Reporters Committee Files Motion to Unseal Warrant in FBI’s Washington Post Search

Reporters Committee for Freedom of the Press, a journalism advocacy group, condemned the Trump administration’s “intrusions into the independence of the press”

Washington Post Building on on June 5, 2024 in Washington, DC.
Washington Post Building on on June 5, 2024 in Washington, DC. (Credit: Andrew Harnik/Getty Images)

The Reporters Committee for Freedom of the Press on Wednesday filed a motion in a federal court in Virginia seeking to unseal the warrant related to the FBI’s search of Washington Post reporter Hannah Natanson’s home, demanding to know more about “a search with dramatic implications for a free press and the constitutional rights of journalists.”

The group’s motion asked the U.S. District Court in the Eastern District of Virginia to order the records unsealed, arguing that the Trump administration “cannot justify wholesale secrecy here, where the public’s ability to understand a search with serious consequences for a free press is at stake.”

The U.S. Attorney’s Office for the Eastern District of Virginia did not respond to an immediate request for comment.

The filing came hours after FBI agents searched Natanson’s Alexandria, Virginia, home and seized multiple devices, including a Post-issued laptop, as part of an investigation into a government contractor accused of illegally accessing and retaining classified government documents.

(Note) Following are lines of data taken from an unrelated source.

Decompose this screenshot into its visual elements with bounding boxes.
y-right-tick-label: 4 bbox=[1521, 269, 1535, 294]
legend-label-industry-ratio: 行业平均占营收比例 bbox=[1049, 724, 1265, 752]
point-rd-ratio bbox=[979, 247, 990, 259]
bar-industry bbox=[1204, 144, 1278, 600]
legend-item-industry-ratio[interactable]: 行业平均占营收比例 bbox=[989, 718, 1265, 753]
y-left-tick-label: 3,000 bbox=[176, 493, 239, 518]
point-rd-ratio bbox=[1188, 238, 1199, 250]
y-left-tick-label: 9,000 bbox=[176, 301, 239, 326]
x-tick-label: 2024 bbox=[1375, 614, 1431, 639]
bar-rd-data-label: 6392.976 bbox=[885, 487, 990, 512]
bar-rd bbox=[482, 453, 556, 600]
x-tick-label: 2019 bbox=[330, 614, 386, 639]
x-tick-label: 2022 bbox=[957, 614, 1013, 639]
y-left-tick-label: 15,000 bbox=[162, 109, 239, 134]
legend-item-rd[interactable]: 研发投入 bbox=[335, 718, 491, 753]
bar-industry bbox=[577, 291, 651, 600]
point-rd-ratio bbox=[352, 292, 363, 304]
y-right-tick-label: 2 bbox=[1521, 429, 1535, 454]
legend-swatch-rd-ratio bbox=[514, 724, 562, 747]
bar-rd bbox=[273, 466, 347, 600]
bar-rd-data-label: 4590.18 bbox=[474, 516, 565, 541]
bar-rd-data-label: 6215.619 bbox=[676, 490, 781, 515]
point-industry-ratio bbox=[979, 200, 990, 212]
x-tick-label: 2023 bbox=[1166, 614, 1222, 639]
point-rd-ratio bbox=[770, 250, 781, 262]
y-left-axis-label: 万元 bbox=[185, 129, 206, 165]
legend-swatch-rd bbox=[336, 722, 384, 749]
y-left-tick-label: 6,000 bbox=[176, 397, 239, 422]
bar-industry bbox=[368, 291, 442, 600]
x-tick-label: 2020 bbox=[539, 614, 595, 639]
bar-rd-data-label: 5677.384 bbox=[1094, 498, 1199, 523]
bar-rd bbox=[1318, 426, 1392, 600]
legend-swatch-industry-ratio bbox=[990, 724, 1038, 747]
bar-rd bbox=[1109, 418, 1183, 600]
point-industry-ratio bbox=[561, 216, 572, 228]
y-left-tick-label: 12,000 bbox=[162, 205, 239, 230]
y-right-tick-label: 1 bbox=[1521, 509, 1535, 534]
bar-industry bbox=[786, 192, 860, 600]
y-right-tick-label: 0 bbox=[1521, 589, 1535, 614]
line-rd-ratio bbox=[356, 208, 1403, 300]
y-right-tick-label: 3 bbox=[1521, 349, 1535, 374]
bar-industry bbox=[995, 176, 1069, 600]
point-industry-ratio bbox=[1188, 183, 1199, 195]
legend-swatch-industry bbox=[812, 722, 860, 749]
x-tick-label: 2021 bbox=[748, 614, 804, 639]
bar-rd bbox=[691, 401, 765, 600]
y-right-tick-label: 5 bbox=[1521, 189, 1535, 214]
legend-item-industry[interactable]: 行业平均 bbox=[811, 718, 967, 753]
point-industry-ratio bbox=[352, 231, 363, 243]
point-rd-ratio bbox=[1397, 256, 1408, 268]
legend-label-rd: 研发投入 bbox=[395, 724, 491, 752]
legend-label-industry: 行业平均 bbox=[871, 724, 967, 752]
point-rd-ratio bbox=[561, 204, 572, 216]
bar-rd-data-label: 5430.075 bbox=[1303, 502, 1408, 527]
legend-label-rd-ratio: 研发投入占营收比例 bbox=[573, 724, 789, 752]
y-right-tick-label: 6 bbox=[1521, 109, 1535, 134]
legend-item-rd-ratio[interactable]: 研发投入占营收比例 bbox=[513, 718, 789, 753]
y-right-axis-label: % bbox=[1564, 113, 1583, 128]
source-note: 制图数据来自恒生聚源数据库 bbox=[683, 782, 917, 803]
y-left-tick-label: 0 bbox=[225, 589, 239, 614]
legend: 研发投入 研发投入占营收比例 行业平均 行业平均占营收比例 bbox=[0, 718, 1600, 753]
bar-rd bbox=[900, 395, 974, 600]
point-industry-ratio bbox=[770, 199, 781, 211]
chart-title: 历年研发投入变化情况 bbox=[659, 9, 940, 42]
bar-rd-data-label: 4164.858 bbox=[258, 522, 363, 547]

Attorney General Pam Bondi and FBI Director Kash Patel have said Natanson had been communicating with the contractor.

But the court records related to Aurelio Perez-Lugones, the contractor who federal officials arrested last week, “make no reference to Natanson or to the Washington Post,” the group’s attorneys wrote.

If the Attorney General can describe the justification for searching a reporter’s home on social media,” they continued, ““it is difficult to see what harm could result from unsealing the justification that the Justice Department offered to this Court. The Search Warrant Materials should be unsealed.”

The committee’s president Bruce D. Brown said on Wednesday that the search marked one of “the most invasive investigative steps law enforcement can take,” as it requires agents to adhere to certain policy restrictions before they enter a reporter’s home.

“While we won’t know the government’s arguments about overcoming these very steep hurdles until the affidavit is made public, this is a tremendous escalation in the administration’s intrusions into the independence of the press,” Brown said.

The Post’s executive editor Matt Murray called the search “deeply concerning” in a memo to staff on Wednesday and said it raised “profound questions and concern around the constitutional protections for our work.”

“The Washington Post has a long history of zealous support for robust press freedoms,” he wrote. “The entire institution stands by those freedoms and our work.”